Apesar de tudo, continuo a tocar diariamente (muitas vezes na cama) e faço os meus progressos.

Aceite um apertado abraço do seu amigo muito agradecido,

Artur Paredes."

VI - Carta de Alice Paredes para Felisberto Passos, em nome do marido, Artur Paredes, impossibilitado de escrever:

"Lisboa, 11/7/971

Senhor Doutor Felisberto:

Desejo-lhe e a sua Ex.ma Esposa as maiores felicidades.

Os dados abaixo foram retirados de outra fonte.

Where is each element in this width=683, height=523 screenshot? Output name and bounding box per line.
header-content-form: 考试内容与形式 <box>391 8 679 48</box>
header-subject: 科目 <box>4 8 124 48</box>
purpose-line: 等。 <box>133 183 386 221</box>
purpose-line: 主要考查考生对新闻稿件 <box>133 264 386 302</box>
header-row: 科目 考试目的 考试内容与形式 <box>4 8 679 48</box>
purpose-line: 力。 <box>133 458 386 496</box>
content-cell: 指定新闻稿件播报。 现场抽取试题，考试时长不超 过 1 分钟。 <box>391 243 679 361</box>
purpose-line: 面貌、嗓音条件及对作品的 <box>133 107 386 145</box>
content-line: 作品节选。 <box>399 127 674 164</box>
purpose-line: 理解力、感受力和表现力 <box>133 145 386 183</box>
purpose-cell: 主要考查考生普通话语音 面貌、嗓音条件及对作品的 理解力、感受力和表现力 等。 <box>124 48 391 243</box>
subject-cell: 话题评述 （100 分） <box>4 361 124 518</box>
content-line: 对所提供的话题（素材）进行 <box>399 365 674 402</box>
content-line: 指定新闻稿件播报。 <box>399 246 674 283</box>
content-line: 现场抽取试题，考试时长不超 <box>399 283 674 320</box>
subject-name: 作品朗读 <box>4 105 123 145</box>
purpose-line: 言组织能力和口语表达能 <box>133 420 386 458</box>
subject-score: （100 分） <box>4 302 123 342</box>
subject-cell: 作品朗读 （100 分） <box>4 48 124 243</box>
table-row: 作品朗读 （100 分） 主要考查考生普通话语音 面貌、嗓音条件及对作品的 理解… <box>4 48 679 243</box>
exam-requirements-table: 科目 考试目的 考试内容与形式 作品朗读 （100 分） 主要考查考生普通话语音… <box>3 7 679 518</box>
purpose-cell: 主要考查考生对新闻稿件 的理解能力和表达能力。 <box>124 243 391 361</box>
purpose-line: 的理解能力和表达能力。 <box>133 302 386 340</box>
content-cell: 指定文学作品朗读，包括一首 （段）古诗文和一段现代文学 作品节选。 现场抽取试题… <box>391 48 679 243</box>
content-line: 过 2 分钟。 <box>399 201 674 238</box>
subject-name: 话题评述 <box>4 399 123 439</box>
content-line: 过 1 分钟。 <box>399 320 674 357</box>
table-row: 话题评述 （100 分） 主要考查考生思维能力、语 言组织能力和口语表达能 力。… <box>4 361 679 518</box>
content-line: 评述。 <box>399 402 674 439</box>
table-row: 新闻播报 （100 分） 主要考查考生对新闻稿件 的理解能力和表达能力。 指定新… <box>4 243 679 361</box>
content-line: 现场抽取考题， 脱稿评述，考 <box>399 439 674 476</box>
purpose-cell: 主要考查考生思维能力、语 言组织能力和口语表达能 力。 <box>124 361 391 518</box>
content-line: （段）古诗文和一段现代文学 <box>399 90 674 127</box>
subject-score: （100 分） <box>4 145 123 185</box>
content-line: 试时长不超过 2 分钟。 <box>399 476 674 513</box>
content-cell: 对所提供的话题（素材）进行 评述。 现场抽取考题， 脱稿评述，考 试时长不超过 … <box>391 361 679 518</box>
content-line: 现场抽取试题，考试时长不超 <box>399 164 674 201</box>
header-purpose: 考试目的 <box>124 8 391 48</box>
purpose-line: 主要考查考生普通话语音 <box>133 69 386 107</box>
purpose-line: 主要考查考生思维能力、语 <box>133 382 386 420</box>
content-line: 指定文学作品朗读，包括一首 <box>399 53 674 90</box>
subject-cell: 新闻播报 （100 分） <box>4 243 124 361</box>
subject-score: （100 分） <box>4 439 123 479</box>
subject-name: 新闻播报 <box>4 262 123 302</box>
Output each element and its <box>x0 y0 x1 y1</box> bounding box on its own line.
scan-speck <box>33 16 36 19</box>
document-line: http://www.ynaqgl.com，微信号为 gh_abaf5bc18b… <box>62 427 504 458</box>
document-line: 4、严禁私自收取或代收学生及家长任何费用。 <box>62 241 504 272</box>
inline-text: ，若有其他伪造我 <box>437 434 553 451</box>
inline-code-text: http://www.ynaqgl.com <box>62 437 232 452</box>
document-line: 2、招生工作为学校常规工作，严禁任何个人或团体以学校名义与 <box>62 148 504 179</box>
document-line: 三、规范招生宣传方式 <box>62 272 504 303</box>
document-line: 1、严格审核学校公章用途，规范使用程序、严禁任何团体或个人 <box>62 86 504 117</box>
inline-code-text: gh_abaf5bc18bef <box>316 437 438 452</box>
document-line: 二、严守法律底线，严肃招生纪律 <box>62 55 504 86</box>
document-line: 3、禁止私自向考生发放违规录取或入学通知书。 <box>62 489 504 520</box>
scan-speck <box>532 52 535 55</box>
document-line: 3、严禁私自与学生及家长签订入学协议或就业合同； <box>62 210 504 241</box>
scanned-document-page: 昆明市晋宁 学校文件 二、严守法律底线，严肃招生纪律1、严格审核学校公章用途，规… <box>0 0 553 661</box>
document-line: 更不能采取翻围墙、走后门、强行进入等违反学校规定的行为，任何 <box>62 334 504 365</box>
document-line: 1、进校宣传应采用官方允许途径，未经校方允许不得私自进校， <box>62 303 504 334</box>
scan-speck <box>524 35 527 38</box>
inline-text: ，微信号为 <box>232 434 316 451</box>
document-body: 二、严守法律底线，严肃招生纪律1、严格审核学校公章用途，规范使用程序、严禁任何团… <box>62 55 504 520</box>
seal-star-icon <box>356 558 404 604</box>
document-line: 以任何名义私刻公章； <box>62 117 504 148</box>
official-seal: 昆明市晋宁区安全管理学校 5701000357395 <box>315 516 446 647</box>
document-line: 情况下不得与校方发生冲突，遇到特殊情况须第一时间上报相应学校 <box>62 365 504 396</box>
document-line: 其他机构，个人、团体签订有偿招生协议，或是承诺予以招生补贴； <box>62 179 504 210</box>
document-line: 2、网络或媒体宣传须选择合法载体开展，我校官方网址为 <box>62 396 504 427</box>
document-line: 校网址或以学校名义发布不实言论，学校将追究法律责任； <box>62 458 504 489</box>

O Artur, por mais que tente. não consegue escrever-lhe a agradecer a sua tão amável carta e as lindas quadras nela incluídas! Algumas o Senhor Doutor já tinha tido a gentileza de lhe oferecer há cerca de dois anos.

Infelizmente o Artur tem um vista inutilizada por um catarata e a outra já está contaminada. Até ao dia oito do corrente ainda tinha a esperança numa operação. Mas o médico operador foi obrigado a desenganá-lo, porque, motivado por uma congestão ou coisa parecida - o Artur não ouviu bem o nome - qualquer coisa aconteceu no globo ocular que torna a operação perigosíssima. Mas o médico tudo fará para conservar-lhe a outra vista.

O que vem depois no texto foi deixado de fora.